This empirical evidence for the presence of a 7^N factor in emerging complexity and evolution is of course preliminary, but more examples can be found. However, considerably more effort will be needed before it can be said to be fully established and its scientific implications understood.

4.5 Entropy increase, the 2^nd Law of thermodynamics and evolution.

We have repeatedly mentioned the problem presented to all theories of evolution by the 2^nd law of thermodynamics, which states that in natural processes entropy must always increase i.e. dS = + dQ/dt. Since the emergence of biological order in the living cell represents a clear decrease in entropy, this has always been a problem to explain. Brooks and Wiley [ 1 ] have endeavored to account for this contradiction or barrier by postulating that, while total entropy does always increase, still, locally, for example in a living cell, the entropy may decreases if the necessary increase in entropy somehow gets exported to the cell ‘s exterior environment. Although this approach has not met with general acceptance, it does go directly to the heart of the problem.

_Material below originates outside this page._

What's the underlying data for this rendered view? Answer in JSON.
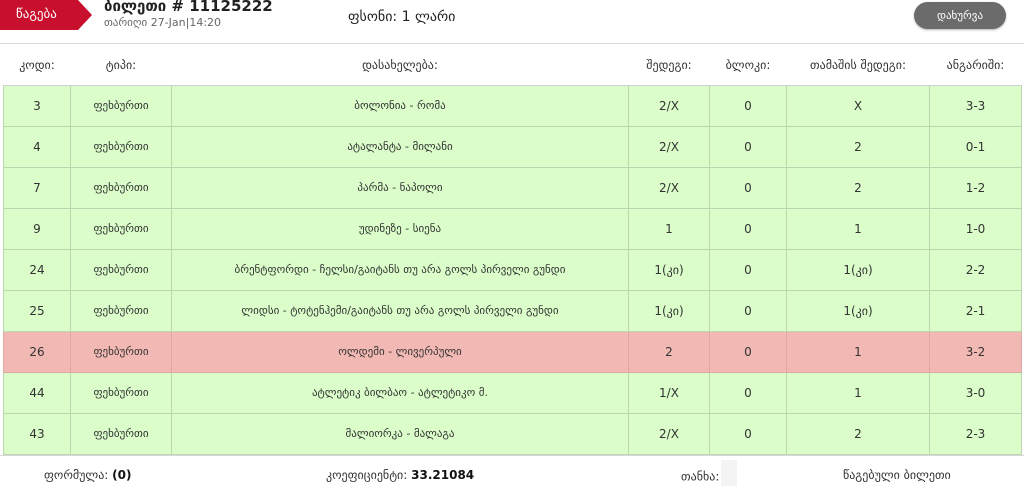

We may summarize our ideas on the situation for material systems as follows:

It appears that the entropy change laws in the UF in Quadrant I of the p-v thermodynamic diagram should enter into the basic nature and direction of plant and animal evolution as follows:

(a) Tangent Gas: 1. non-isentropic processes dS = dQ/T is positive ( 2^nd law of thermodynamics holds ( “disorder seeking”)

2. isentropic stable waves : dS = 0

b) Orthogonal ( Isothermal) Gas: 1. non-isentropic processes dS = dQ/T = 0 ( “stability seeking” )

2. isentropic stable waves dS = dQ/T = 0

The detailed interaction of ordinary physical processes with the tangent gas and the isothermal gas entropy laws of the UF where the forces originate, remains to be examined.

The existence of stable waves in the UF provides for the orderly forces observed in physical processes and supplies the observed order which emerges in complexity.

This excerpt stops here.